A hard voice broke over the radio: 'Snap inspection!'

It was the voice of Commander Mark Littleberry, M.D., U.S. Navy (Retired). Littleberry was in his sixties. He was a tough-looking man ('the indestructible Littleberry,' his colleagues called him), but his age showed in the gold-rimmed half-glasses perched on his nose and in the silver at his temples. Littleberry worked as a paid consultant to various U.S. government agencies, most especially to the Navy. He had top security clearances. Through his Navy connections, he had been appointed an UNSCOM biological-weapons inspector. Now he was sitting in the passenger seat of the breakaway Nissan, with a military map of Iraq draped across his knees. He was holding a small electronic screen in his hands.

The Iraqi minders had been traveling behind the UNSCOM convoy in a rattletrap column of vehicles — beatup Toyota pickup trucks, smoking dysfunctional Renaults, hubcapless Chevrolets, and a black Mercedes-Benz sedan with tinted windows and shiny mag wheels. Most of these vehicles had been seized in Kuwait by Iraq during the Gulf War, and they had seen constant use by the Iraqi government in the years afterward. Some of the cars had been cannibalized from junk parts, and they had body panels of differing colors.

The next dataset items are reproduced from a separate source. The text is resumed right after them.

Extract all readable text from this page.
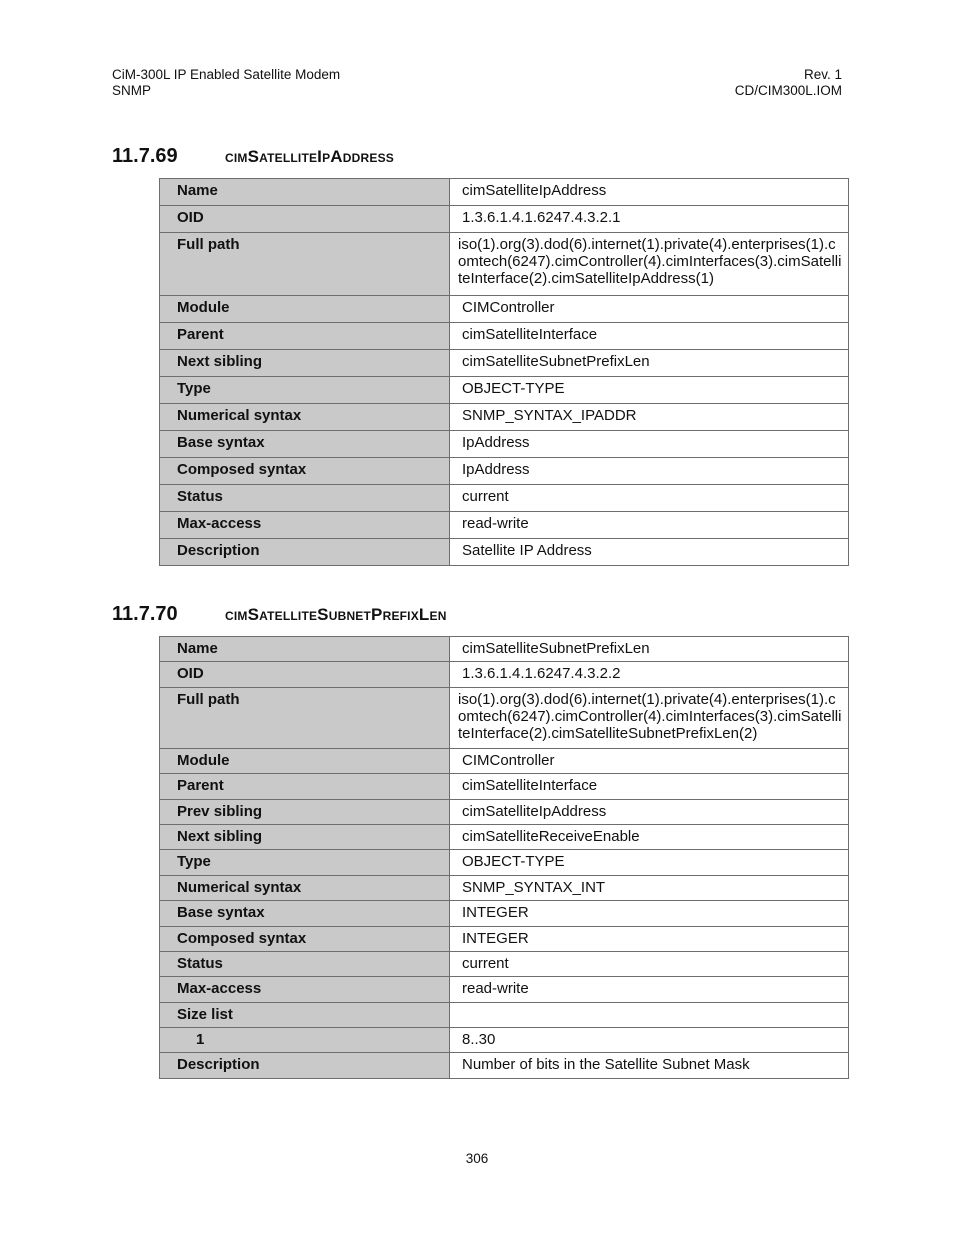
CiM-300L IP Enabled Satellite Modem
SNMP
Rev. 1
CD/CIM300L.IOM
11.7.69	cimSatelliteIpAddress
Name	cimSatelliteIpAddress
OID	1.3.6.1.4.1.6247.4.3.2.1
Full path	iso(1).org(3).dod(6).internet(1).private(4).enterprises(1).comtech(6247).cimController(4).cimInterfaces(3).cimSatelliteInterface(2).cimSatelliteIpAddress(1)
Module	CIMController
Parent	cimSatelliteInterface
Next sibling	cimSatelliteSubnetPrefixLen
Type	OBJECT-TYPE
Numerical syntax	SNMP_SYNTAX_IPADDR
Base syntax	IpAddress
Composed syntax	IpAddress
Status	current
Max-access	read-write
Description	Satellite IP Address
11.7.70	cimSatelliteSubnetPrefixLen
Name	cimSatelliteSubnetPrefixLen
OID	1.3.6.1.4.1.6247.4.3.2.2
Full path	iso(1).org(3).dod(6).internet(1).private(4).enterprises(1).comtech(6247).cimController(4).cimInterfaces(3).cimSatelliteInterface(2).cimSatelliteSubnetPrefixLen(2)
Module	CIMController
Parent	cimSatelliteInterface
Prev sibling	cimSatelliteIpAddress
Next sibling	cimSatelliteReceiveEnable
Type	OBJECT-TYPE
Numerical syntax	SNMP_SYNTAX_INT
Base syntax	INTEGER
Composed syntax	INTEGER
Status	current
Max-access	read-write
Size list	
1	8..30
Description	Number of bits in the Satellite Subnet Mask
306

When the Nissan broke away and Mark Littleberry's words 'snap inspection' crackled over the radio, it created confusion among the Iraqi minders. Their vehicles came to a grinding halt, and they started yelling into hand-held radios. They were reporting the breakaway to their superiors at the National Monitoring Center in Baghdad, which is the Iraqi intelligence office that supplies minders to U.N. weapons-inspection teams. There was a pause. The minders were waiting for orders, since no minder who valued his life would do anything without orders.